Am I correctly understanding that ANTLR (be it 3 or 4, as 4 has not yet C++ support) does not have any context sensitivity (meaning automatic context sensitivity, not manual predicates) ? And I am speaking of pure syntax context, not functional context like sorting out functions and constructors in C++ language which is not the duty of parsers.
Take the following as being th easy example:
Assume:
- Rule to line up stmt's for the complete input is not included
- Whitespace throwing away rule not included
Syntax may not be 100% correct but understandable for the purpose
stmt: DEFINE SYSTEM ID '{' istmt '}' | DEFINE COMPONENT ID '{' istmt '}' ;
DEFINE : 'define' ;
SYSTEM : 'system' ;
COMPONENT : 'component' ;
ID : [A-Za-z][A-Za-z]* ;
INT : [0-9]+
Input:
define system define { ...
Both defines will be returned as DEFINE by usual lexers as being the first longest match. The second "define" could be eaily resolved to ID by the parser passing valid tokens for the current context to the lexer, which will then select the first match among these (if any). I.e. when it comes to the ID, the lexer will identify "define" first as being the DEFINE, but this is not currently valid, so it takes the next match for the same "word" which would be ID and returns it as it is in the valid list. If no match is found in the valid list, the usual first match would be returned instead for error handling/recovery.
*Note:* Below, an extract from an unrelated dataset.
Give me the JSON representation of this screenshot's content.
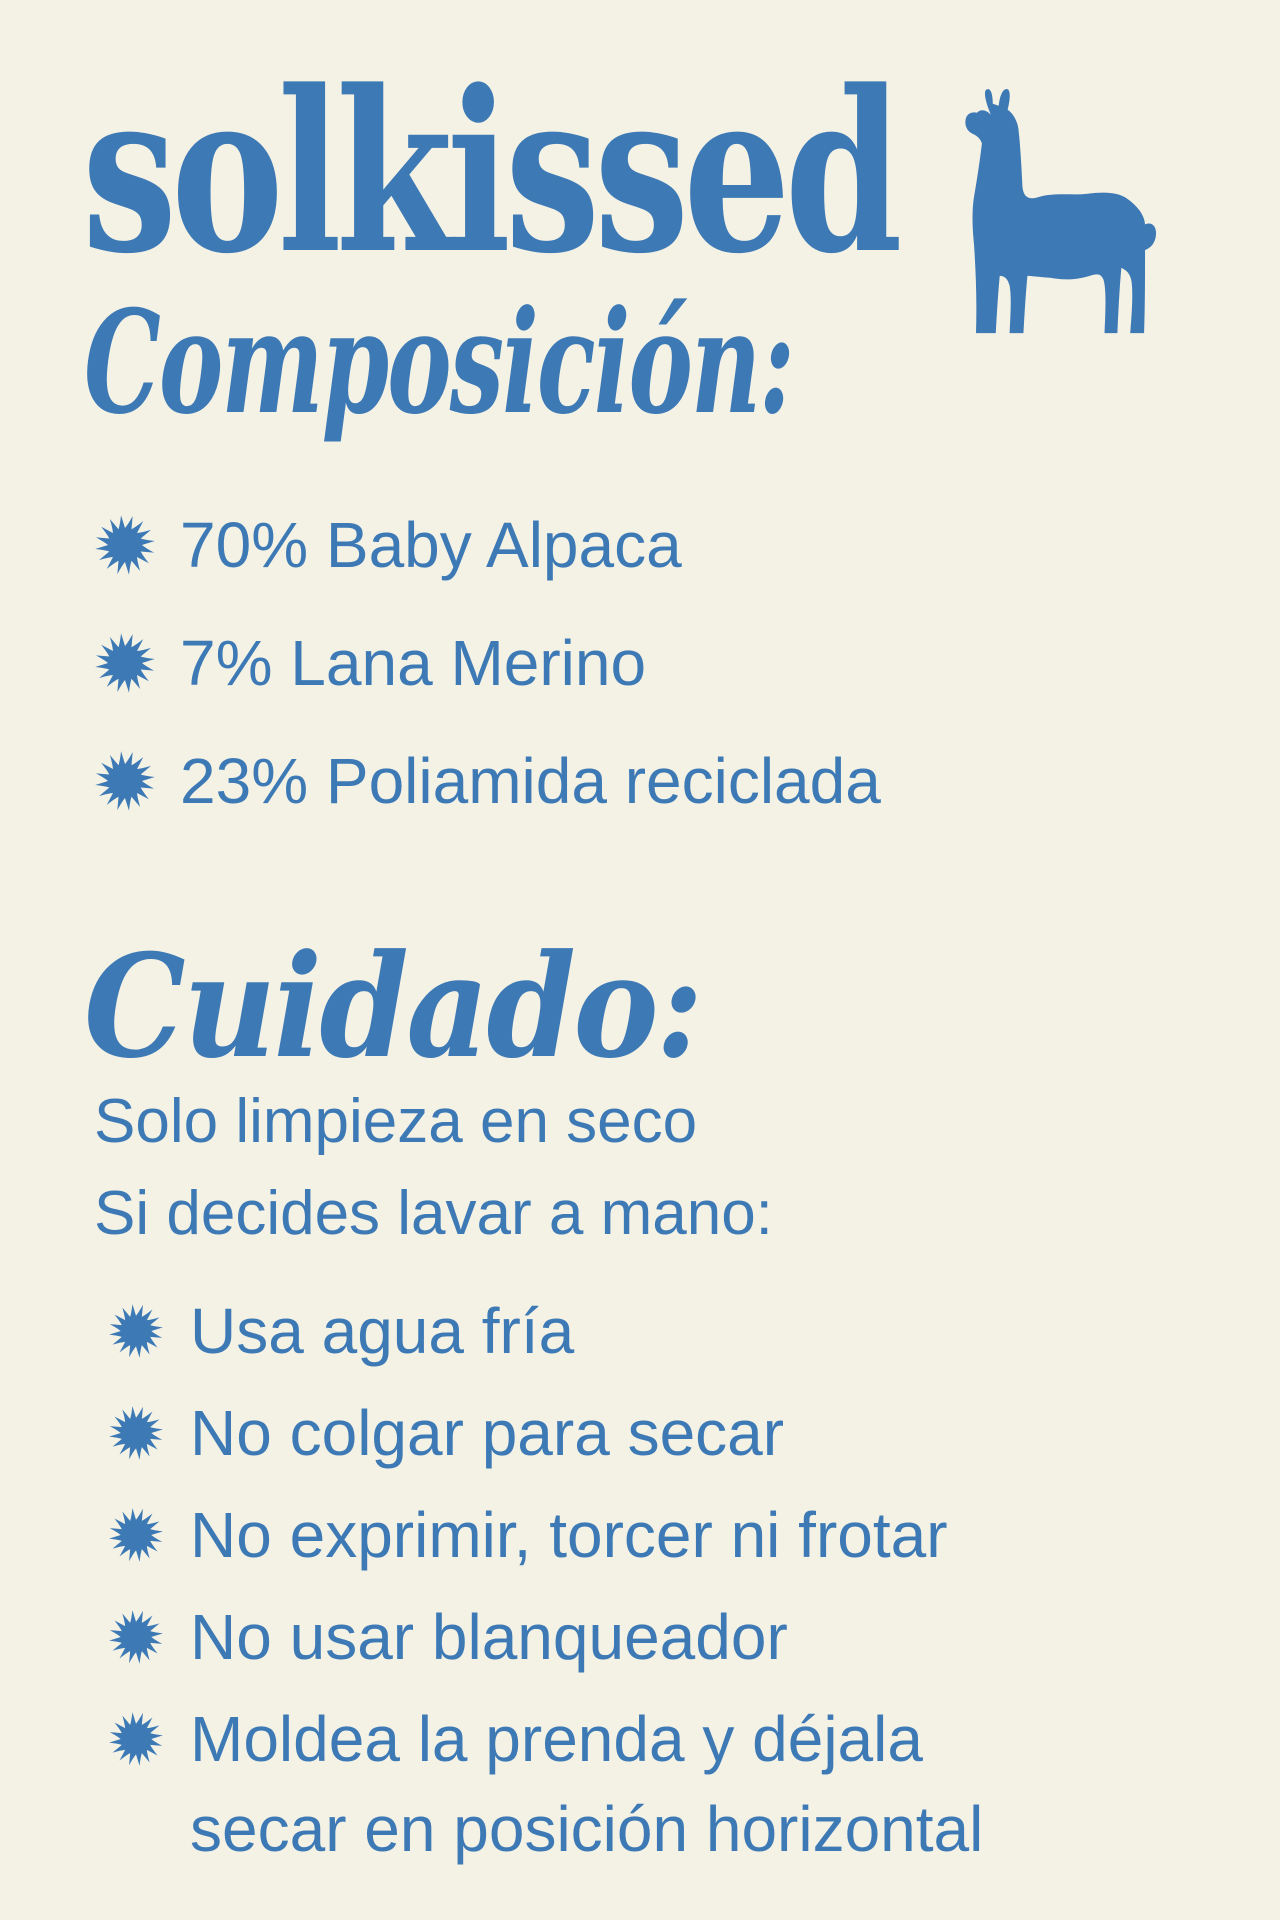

Of course there are more complex examples which cannot be solved at first level, but since any candidate will always macth the same lexical word looking forward buzilding and reducing a tree of possible pathes will in most cases eventually come up with a single branch identifying the correct token to be used.
Context sensitivity could be enables via an option as well as at lexer token level. I could also elaborate on a more complex example if required.